Prem Rawat Maharaji Biography Page 8


In Nairobi he stayed with an Indian family. Prem Rawat later recalled, "They had a very large household and when I started talking to one of their black servants the owners got upset." "You're not supposed to talk to the servants," they told him. Prem Rawat replied, "He's a human being, isn't he? What's wrong with talking to him? I want to know how he lives, how he survives." ( p175, Peace is Possible, by Cagan )

By the end of 1972, permanent accommodation had been established for him in London and Los Angeles. An organizational structure emerged with the formation of separate Divine Light Missions, registered and incorporated in several western countries, as well as the establishment of ashrams (shelters).

Many who had rejected the social norms of the time were willing to give up their bohemian lifestyle in favor of the monastic life that the ashrams provided, and ashrams mushroomed around the world. They had been a very successful focus for his father’s work in India, providing an environment in which residents could optimize their practice of Knowledge.

In the west, the ashrams began to attract criticism. Some people felt that residents were allowing a religious lifestyle to compromise their effectiveness in supporting Prem Rawat’s work. Some residents found the ashram life was not for them and moved out. Most former residents now look back on their ashram days as a great opportunity to ground themselves in the practice of what they had been taught.

In 1983, he decided to close the ashrams and dissolve the Divine Light Mission. He had become openly critical of the bureaucracy that had developed, describing it as "…like trying to take a cow and put lipstick on it. You can do it, but it's unnecessary in practical terms". During the next two decades, he made many organizational changes to provide a better support base for his work and to simplify the process for aspiring students.

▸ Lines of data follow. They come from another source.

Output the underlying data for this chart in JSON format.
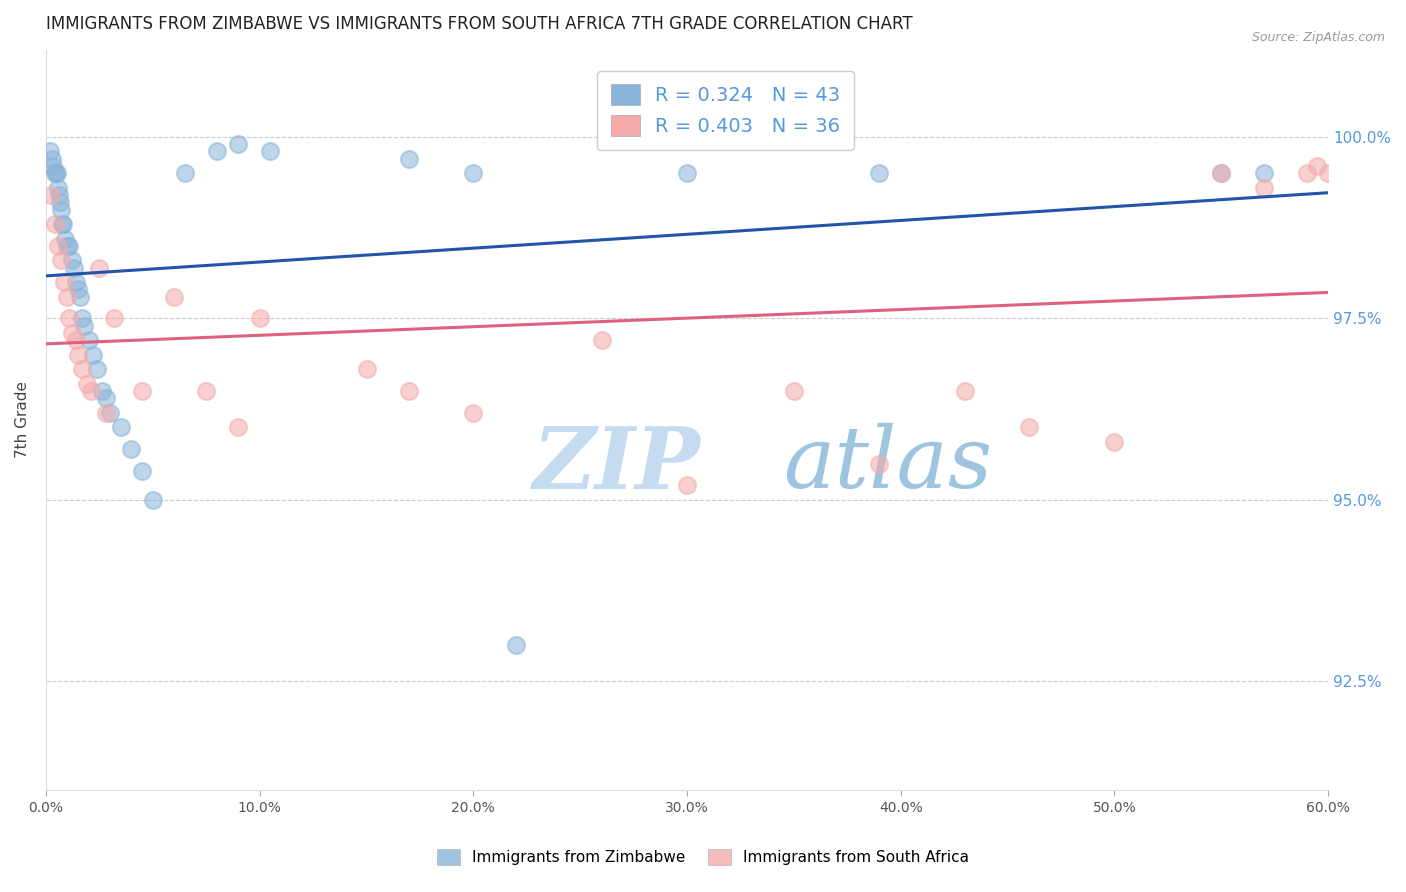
{
  "title": "IMMIGRANTS FROM ZIMBABWE VS IMMIGRANTS FROM SOUTH AFRICA 7TH GRADE CORRELATION CHART",
  "source_text": "Source: ZipAtlas.com",
  "ylabel": "7th Grade",
  "xlabel": "",
  "x_min": 0.0,
  "x_max": 60.0,
  "y_min": 91.0,
  "y_max": 101.2,
  "ytick_labels": [
    "92.5%",
    "95.0%",
    "97.5%",
    "100.0%"
  ],
  "ytick_values": [
    92.5,
    95.0,
    97.5,
    100.0
  ],
  "xtick_labels": [
    "0.0%",
    "10.0%",
    "20.0%",
    "30.0%",
    "40.0%",
    "50.0%",
    "60.0%"
  ],
  "xtick_values": [
    0.0,
    10.0,
    20.0,
    30.0,
    40.0,
    50.0,
    60.0
  ],
  "legend1_r": "0.324",
  "legend1_n": "43",
  "legend2_r": "0.403",
  "legend2_n": "36",
  "blue_color": "#89B4D9",
  "pink_color": "#F4AAAA",
  "blue_line_color": "#2255AA",
  "pink_line_color": "#E06080",
  "watermark_zip_color": "#C8DCF0",
  "watermark_atlas_color": "#A0C0DC",
  "title_color": "#222222",
  "axis_label_color": "#444444",
  "right_tick_color": "#5599DD",
  "grid_color": "#CCCCCC",
  "scatter_blue_x": [
    0.2,
    0.3,
    0.35,
    0.4,
    0.45,
    0.5,
    0.55,
    0.6,
    0.65,
    0.7,
    0.75,
    0.8,
    0.9,
    1.0,
    1.1,
    1.2,
    1.3,
    1.4,
    1.5,
    1.6,
    1.7,
    1.8,
    2.0,
    2.2,
    2.4,
    2.6,
    2.8,
    3.0,
    3.5,
    4.0,
    4.5,
    5.0,
    6.5,
    8.0,
    9.0,
    10.5,
    17.0,
    20.0,
    22.0,
    30.0,
    39.0,
    55.0,
    57.0
  ],
  "scatter_blue_y": [
    99.8,
    99.7,
    99.6,
    99.5,
    99.5,
    99.5,
    99.3,
    99.2,
    99.1,
    99.0,
    98.8,
    98.8,
    98.6,
    98.5,
    98.5,
    98.3,
    98.2,
    98.0,
    97.9,
    97.8,
    97.5,
    97.4,
    97.2,
    97.0,
    96.8,
    96.5,
    96.4,
    96.2,
    96.0,
    95.7,
    95.4,
    95.0,
    99.5,
    99.8,
    99.9,
    99.8,
    99.7,
    99.5,
    93.0,
    99.5,
    99.5,
    99.5,
    99.5
  ],
  "scatter_pink_x": [
    0.25,
    0.4,
    0.55,
    0.7,
    0.85,
    1.0,
    1.1,
    1.2,
    1.4,
    1.5,
    1.7,
    1.9,
    2.1,
    2.5,
    2.8,
    3.2,
    4.5,
    6.0,
    7.5,
    9.0,
    10.0,
    15.0,
    17.0,
    20.0,
    26.0,
    30.0,
    35.0,
    39.0,
    43.0,
    46.0,
    50.0,
    55.0,
    57.0,
    59.0,
    59.5,
    60.0
  ],
  "scatter_pink_y": [
    99.2,
    98.8,
    98.5,
    98.3,
    98.0,
    97.8,
    97.5,
    97.3,
    97.2,
    97.0,
    96.8,
    96.6,
    96.5,
    98.2,
    96.2,
    97.5,
    96.5,
    97.8,
    96.5,
    96.0,
    97.5,
    96.8,
    96.5,
    96.2,
    97.2,
    95.2,
    96.5,
    95.5,
    96.5,
    96.0,
    95.8,
    99.5,
    99.3,
    99.5,
    99.6,
    99.5
  ]
}
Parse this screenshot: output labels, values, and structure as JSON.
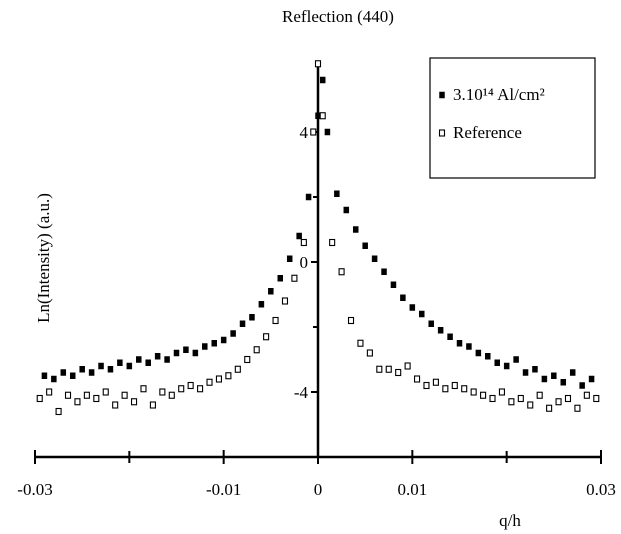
{
  "chart_data": {
    "type": "scatter",
    "title": "Reflection (440)",
    "x_label": "q/h",
    "y_label": "Ln(Intensity) (a.u.)",
    "xlim": [
      -0.03,
      0.03
    ],
    "ylim": [
      -6,
      6.2
    ],
    "xticks": [
      -0.03,
      -0.01,
      0,
      0.01,
      0.03
    ],
    "xminor_ticks": [
      -0.02,
      0.02
    ],
    "yticks": [
      -4,
      0,
      4
    ],
    "yminor_ticks": [
      -2,
      2
    ],
    "grid": false,
    "legend": "upper right",
    "series": [
      {
        "name": "3.10¹⁴ Al/cm²",
        "color": "#000000",
        "marker": "filled-square",
        "x": [
          -0.029,
          -0.028,
          -0.027,
          -0.026,
          -0.025,
          -0.024,
          -0.023,
          -0.022,
          -0.021,
          -0.02,
          -0.019,
          -0.018,
          -0.017,
          -0.016,
          -0.015,
          -0.014,
          -0.013,
          -0.012,
          -0.011,
          -0.01,
          -0.009,
          -0.008,
          -0.007,
          -0.006,
          -0.005,
          -0.004,
          -0.003,
          -0.002,
          -0.001,
          0,
          0.0005,
          0.001,
          0.002,
          0.003,
          0.004,
          0.005,
          0.006,
          0.007,
          0.008,
          0.009,
          0.01,
          0.011,
          0.012,
          0.013,
          0.014,
          0.015,
          0.016,
          0.017,
          0.018,
          0.019,
          0.02,
          0.021,
          0.022,
          0.023,
          0.024,
          0.025,
          0.026,
          0.027,
          0.028,
          0.029
        ],
        "values": [
          -3.5,
          -3.6,
          -3.4,
          -3.5,
          -3.3,
          -3.4,
          -3.2,
          -3.3,
          -3.1,
          -3.2,
          -3.0,
          -3.1,
          -2.9,
          -3.0,
          -2.8,
          -2.7,
          -2.8,
          -2.6,
          -2.5,
          -2.4,
          -2.2,
          -1.9,
          -1.7,
          -1.3,
          -0.9,
          -0.5,
          0.1,
          0.8,
          2.0,
          4.5,
          5.6,
          4.0,
          2.1,
          1.6,
          1.0,
          0.5,
          0.1,
          -0.3,
          -0.7,
          -1.1,
          -1.4,
          -1.6,
          -1.9,
          -2.1,
          -2.3,
          -2.5,
          -2.6,
          -2.8,
          -2.9,
          -3.1,
          -3.2,
          -3.0,
          -3.4,
          -3.3,
          -3.6,
          -3.5,
          -3.7,
          -3.4,
          -3.8,
          -3.6
        ]
      },
      {
        "name": "Reference",
        "color": "#000000",
        "marker": "open-square",
        "x": [
          -0.0295,
          -0.0285,
          -0.0275,
          -0.0265,
          -0.0255,
          -0.0245,
          -0.0235,
          -0.0225,
          -0.0215,
          -0.0205,
          -0.0195,
          -0.0185,
          -0.0175,
          -0.0165,
          -0.0155,
          -0.0145,
          -0.0135,
          -0.0125,
          -0.0115,
          -0.0105,
          -0.0095,
          -0.0085,
          -0.0075,
          -0.0065,
          -0.0055,
          -0.0045,
          -0.0035,
          -0.0025,
          -0.0015,
          -0.0005,
          0,
          0.0005,
          0.0015,
          0.0025,
          0.0035,
          0.0045,
          0.0055,
          0.0065,
          0.0075,
          0.0085,
          0.0095,
          0.0105,
          0.0115,
          0.0125,
          0.0135,
          0.0145,
          0.0155,
          0.0165,
          0.0175,
          0.0185,
          0.0195,
          0.0205,
          0.0215,
          0.0225,
          0.0235,
          0.0245,
          0.0255,
          0.0265,
          0.0275,
          0.0285,
          0.0295
        ],
        "values": [
          -4.2,
          -4.0,
          -4.6,
          -4.1,
          -4.3,
          -4.1,
          -4.2,
          -4.0,
          -4.4,
          -4.1,
          -4.3,
          -3.9,
          -4.4,
          -4.0,
          -4.1,
          -3.9,
          -3.8,
          -3.9,
          -3.7,
          -3.6,
          -3.5,
          -3.3,
          -3.0,
          -2.7,
          -2.3,
          -1.8,
          -1.2,
          -0.5,
          0.6,
          4.0,
          6.1,
          4.5,
          0.6,
          -0.3,
          -1.8,
          -2.5,
          -2.8,
          -3.3,
          -3.3,
          -3.4,
          -3.2,
          -3.6,
          -3.8,
          -3.7,
          -3.9,
          -3.8,
          -3.9,
          -4.0,
          -4.1,
          -4.2,
          -4.0,
          -4.3,
          -4.2,
          -4.4,
          -4.1,
          -4.5,
          -4.3,
          -4.2,
          -4.5,
          -4.1,
          -4.2
        ]
      }
    ]
  }
}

However, the core of his teaching remains unchanged: four practical ways to enter a dimension of the heart.

In 1973, 20,000 students attended a program at the Houston Astrodome in Texas, U.S.A. It was promoted as the Millennium Festival, invoking a New Age and also attracting Christian protestors, but Prem Rawat’s students were doing all they could to get their teacher noticed. In Australia that year, following his first 1972 visit, they conducted a controversial and rather outrageous campaign, which they called the Second Coming. Media attention naturally followed, and perhaps wisely, Prem Rawat chose not to visit Australia that year.